A nagging dilemma

Young's has a dilemma. Should it abandon its outgrown site to expand? Andrew Catchpole meets the brewery's chairman and chief executive.There is an...

Young's has a dilemma. Should it abandon its outgrown site to expand? Andrew Catchpole meets the brewery's chairman and chief executive.

There is an innocuous-looking door on the wall in the tap room at Young's. Opening it gives me the fright of my life.

There on the wall behind the creaky wooden frame, is a startlingly realistic life-sized portrait of the brewery's 80-something chairman. A schoolboyish chortle escapes from the real-life version standing by my side.

The octogenarian gentleman in question is John Young and the false-door-with-portrait is clearly his idea of a great wheeze. His colleagues - including both family and non-family members of Young's board of directors - seem faintly bemused by his maverick take on the world.

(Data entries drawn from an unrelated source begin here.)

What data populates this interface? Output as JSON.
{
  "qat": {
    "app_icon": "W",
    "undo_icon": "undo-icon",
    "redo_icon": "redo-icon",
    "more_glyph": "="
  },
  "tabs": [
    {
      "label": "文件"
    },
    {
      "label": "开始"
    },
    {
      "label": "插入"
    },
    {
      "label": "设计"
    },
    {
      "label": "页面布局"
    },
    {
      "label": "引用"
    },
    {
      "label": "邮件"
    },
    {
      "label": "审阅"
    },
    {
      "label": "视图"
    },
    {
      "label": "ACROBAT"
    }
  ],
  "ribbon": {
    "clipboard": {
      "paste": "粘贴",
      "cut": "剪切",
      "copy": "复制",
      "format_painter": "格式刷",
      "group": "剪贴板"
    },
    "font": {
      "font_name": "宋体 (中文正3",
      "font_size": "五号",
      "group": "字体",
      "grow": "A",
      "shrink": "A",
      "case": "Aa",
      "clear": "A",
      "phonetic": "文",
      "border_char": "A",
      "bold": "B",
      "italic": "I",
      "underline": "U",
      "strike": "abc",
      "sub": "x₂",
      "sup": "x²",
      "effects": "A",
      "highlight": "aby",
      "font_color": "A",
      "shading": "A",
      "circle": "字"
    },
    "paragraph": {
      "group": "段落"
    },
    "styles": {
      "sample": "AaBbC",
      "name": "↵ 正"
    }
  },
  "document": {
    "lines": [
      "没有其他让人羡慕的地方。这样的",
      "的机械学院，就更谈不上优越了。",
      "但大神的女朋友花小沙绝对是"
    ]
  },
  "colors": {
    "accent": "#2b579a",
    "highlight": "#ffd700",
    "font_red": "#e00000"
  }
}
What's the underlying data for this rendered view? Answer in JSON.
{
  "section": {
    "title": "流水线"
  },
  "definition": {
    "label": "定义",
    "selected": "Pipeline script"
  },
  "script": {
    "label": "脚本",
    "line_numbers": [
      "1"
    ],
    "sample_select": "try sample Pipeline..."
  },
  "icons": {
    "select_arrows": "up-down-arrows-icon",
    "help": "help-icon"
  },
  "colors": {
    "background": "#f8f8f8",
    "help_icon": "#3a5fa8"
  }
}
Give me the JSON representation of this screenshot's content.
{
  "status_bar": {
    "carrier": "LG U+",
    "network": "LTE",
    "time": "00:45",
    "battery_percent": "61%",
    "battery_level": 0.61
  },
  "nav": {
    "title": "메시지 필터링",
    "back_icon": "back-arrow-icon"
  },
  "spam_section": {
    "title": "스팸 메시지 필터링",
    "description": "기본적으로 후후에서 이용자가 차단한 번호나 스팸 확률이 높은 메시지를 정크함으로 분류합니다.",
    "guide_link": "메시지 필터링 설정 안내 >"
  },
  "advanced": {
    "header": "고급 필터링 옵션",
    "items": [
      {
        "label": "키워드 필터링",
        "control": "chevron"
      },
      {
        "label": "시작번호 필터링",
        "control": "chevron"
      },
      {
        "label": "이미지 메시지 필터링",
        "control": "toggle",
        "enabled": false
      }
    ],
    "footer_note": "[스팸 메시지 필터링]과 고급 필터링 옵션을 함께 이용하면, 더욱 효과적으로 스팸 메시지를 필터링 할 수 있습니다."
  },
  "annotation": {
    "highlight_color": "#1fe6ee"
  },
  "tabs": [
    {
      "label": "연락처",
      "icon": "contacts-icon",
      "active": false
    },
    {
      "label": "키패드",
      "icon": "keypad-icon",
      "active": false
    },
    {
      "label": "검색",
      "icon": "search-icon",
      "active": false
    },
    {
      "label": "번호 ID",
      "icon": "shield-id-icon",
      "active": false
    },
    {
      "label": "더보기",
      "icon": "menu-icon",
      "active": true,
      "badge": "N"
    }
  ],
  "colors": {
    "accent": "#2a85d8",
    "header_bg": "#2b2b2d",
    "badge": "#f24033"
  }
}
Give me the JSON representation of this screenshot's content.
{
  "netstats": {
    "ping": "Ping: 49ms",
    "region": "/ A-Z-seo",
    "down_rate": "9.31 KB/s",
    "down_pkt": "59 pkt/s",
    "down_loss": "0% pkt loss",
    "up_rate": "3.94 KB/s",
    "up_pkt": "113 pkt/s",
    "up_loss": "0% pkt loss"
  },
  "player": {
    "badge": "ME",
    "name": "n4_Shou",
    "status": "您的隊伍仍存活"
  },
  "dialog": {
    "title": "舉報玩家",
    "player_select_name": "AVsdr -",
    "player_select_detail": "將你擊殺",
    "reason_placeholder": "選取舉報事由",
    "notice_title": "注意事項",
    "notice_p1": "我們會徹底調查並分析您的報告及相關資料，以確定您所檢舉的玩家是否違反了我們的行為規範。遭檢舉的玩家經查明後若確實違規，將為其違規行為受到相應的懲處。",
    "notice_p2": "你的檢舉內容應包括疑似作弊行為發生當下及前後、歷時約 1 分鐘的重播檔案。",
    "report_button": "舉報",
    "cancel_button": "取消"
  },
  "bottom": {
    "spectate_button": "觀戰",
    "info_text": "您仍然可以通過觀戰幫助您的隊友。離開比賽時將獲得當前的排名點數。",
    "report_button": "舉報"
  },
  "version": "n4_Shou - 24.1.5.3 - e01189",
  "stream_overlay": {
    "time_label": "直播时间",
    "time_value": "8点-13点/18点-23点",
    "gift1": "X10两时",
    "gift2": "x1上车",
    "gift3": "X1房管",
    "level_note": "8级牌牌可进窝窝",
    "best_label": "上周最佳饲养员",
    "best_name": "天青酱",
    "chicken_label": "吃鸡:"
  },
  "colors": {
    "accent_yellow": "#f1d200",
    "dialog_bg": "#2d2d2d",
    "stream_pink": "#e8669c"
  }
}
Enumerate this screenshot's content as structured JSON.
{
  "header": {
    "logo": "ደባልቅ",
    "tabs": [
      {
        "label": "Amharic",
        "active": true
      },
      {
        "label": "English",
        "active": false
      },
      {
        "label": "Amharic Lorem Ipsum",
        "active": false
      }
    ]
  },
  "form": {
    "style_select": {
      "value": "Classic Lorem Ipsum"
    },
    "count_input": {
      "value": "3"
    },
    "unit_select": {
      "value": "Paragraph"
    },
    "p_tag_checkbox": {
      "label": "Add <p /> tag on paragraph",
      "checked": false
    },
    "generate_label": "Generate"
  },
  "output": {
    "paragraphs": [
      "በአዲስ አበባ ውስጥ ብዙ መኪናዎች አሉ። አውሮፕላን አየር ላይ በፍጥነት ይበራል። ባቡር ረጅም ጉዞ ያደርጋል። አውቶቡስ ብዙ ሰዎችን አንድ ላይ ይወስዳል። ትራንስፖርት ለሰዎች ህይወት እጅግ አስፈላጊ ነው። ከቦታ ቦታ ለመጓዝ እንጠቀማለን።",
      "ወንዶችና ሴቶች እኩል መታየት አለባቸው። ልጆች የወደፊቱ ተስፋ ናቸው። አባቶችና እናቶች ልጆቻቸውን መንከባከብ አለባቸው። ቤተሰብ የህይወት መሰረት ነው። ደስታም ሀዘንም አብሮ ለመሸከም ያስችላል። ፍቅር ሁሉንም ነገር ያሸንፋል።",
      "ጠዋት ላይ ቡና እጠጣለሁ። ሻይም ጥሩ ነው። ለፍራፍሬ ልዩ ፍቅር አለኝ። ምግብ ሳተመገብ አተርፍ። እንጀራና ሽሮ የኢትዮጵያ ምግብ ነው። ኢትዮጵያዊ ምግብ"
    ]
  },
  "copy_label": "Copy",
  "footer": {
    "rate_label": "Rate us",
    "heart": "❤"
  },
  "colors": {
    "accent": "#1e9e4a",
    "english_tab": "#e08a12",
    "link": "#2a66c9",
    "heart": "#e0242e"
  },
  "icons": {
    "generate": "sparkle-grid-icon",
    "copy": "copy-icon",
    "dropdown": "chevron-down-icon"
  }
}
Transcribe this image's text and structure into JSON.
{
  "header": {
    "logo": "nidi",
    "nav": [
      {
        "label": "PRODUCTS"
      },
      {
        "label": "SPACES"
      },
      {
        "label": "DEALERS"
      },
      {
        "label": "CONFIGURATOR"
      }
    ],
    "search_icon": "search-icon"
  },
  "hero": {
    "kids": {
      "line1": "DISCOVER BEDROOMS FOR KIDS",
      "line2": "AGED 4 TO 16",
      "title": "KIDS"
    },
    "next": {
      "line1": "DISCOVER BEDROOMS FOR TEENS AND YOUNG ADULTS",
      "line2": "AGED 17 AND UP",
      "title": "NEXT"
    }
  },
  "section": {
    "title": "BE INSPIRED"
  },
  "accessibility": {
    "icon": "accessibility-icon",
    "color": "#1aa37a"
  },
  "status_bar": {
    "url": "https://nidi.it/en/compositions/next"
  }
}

But then the contrast of Mr Young senior - who spends most of his time touring Young's estate, jollying along both managers and tenants - and chief executive Stephen Goodyear, who oversees the day-to-day running of this £60m company, in many ways cuts to the heart of the challenges facing medium-sized family brewers today.

"We are, by our very nature, in a niche position," Stephen says, as he heads up a tasting of Young's latest seasonal beers. "As a vertically-integrated brewer and pub operator with an emphasis on our cask beers we could hardly pretend to be mainstream. This business is all about offering something distinct."

"With a company like this the USP is all about adding a bit of sizzle to the industry while letting people know that they will find certain values under the Young's banner."

The character embodied by John Young (pictured, with chief executive Stephen Goodyear)​ certainly adds sizzle to the company, but in an industry dominated by huge pubcos and the power of multinational brewers, Young's has to sell a lot of beer to ensure its survival.

"The beauty of this business model is that we can focus behind one brand," says Stephen. "And, after JD Wetherspoon, Young's has the next biggest turnover of beer per pub in its estate."

The high-profile advertising campaign that has driven sales of Young's bitter forward has an obvious knock-on benefit in promoting Young's branded pubs. But with only 200-odd pubs, located both in its London heartland and across southern England, this brewer clearly can't rely on the economies and benefits of scale that many of its rivals enjoy.

The obvious move to release capital for expansion would be to sell the Ram Brewery site which occupies prime real estate in the heart of Wandsworth. For two years now the company has been locked in an internal review of the site, which City estimates have valued at upward of £50m.

Releasing this capital would clearly allow Young's an unrivalled opportunity to expand but at the loss of its traditional home. "Of course we are obviously aware of the brewery's roots and place in the community here and so this makes any decision about the future very difficult," says Stephen.

There are shareholders to satisfy who will ultimately make the decision when the final results of the review are made known.

It's difficult to imagine the Chairman - as John Young is almost universally known - countenancing such a move, but business is business and Young's may be forced to move on.

Younger generations of the brewing family are waiting in the wings, though it is by no means certain that they will inherit quite the same characterful local brewing mantle that still lives on with John Young.

Young's facts

  • Young's was established in Wandsworth in 1831 but beer has been brewed on the site by the Wandle River since 1581.
  • The Young's estate comprises 205 pubs, fairly evenly split between tenanted and managed, with 387 rooms spread around its pubs across London and southern England.
  • Young's turnover for the year to March 2004 was £112m with £9m profits before tax.